The affirmation that borderlines pursue so desperately from others turns out to be the Achilles’ heel of their lives. Their interpersonal intensity—emotional outbursts, heated middle-of-the-night exchanges—often jeopardizes their most important relationships. Calling a friend at four in the morning after a fight, pleading “I have to see you right now. I have to know that things are OK between us,” is seldom endearing. Says Gunderson: “Borderlines engineer the ending of the very relationships they covet” by wearing out friends and loved ones.
And their behavior is so predictably unpredictable that it can be captured empirically. In a recent study, healthy subjects were partnered with borderline patients in an online game of strategy that required players to cooperate in order to succeed. But the borderline patients so frequently acted erratically and broke alliances that the healthy players stopped collaborating—even though it meant sacrificing potential “earnings.”

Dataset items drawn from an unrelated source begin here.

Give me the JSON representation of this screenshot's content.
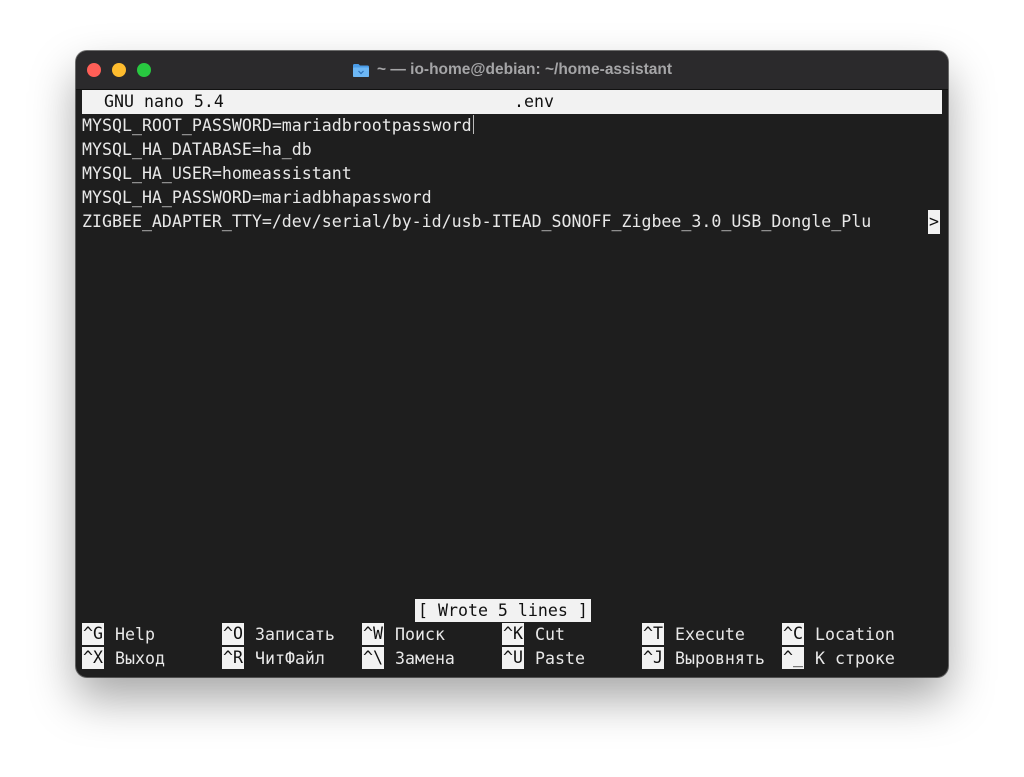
{
  "window": {
    "title": "~ — io-home@debian: ~/home-assistant",
    "title_icon": "folder-icon",
    "colors": {
      "close": "#ff5f57",
      "minimize": "#febc2e",
      "maximize": "#28c840"
    }
  },
  "nano": {
    "app": "GNU nano 5.4",
    "filename": ".env",
    "lines": [
      "MYSQL_ROOT_PASSWORD=mariadbrootpassword",
      "MYSQL_HA_DATABASE=ha_db",
      "MYSQL_HA_USER=homeassistant",
      "MYSQL_HA_PASSWORD=mariadbhapassword",
      "ZIGBEE_ADAPTER_TTY=/dev/serial/by-id/usb-ITEAD_SONOFF_Zigbee_3.0_USB_Dongle_Plu"
    ],
    "overflow_marker": ">",
    "status": "[ Wrote 5 lines ]",
    "shortcuts": [
      [
        {
          "key": "^G",
          "label": "Help"
        },
        {
          "key": "^O",
          "label": "Записать"
        },
        {
          "key": "^W",
          "label": "Поиск"
        },
        {
          "key": "^K",
          "label": "Cut"
        },
        {
          "key": "^T",
          "label": "Execute"
        },
        {
          "key": "^C",
          "label": "Location"
        }
      ],
      [
        {
          "key": "^X",
          "label": "Выход"
        },
        {
          "key": "^R",
          "label": "ЧитФайл"
        },
        {
          "key": "^\\",
          "label": "Замена"
        },
        {
          "key": "^U",
          "label": "Paste"
        },
        {
          "key": "^J",
          "label": "Выровнять"
        },
        {
          "key": "^_",
          "label": "К строке"
        }
      ]
    ]
  }
}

“People with borderline personality disorder are characterized by their unstable relationships, and when they play this game, they tend to break cooperation,” says Read Montague, director of the Human Neuroimaging Laboratory at Virginia Tech, who reported the findings in PLoS Computational Biology.
The chaos of everyday life can turn mundane events like completing a work project or submitting a tax return into Sisyphean tasks. “I’ve had a hard time keeping a job my entire life,” reports Corso, who has worked as a preschool teacher, advertising assistant, telephone operator, makeup artist, and cashier, among other things. “When a crisis hit, I’d make a dramatic exit—never realizing that I could slow down, call in sick, and pull myself together. So my career path has been quite a struggle.”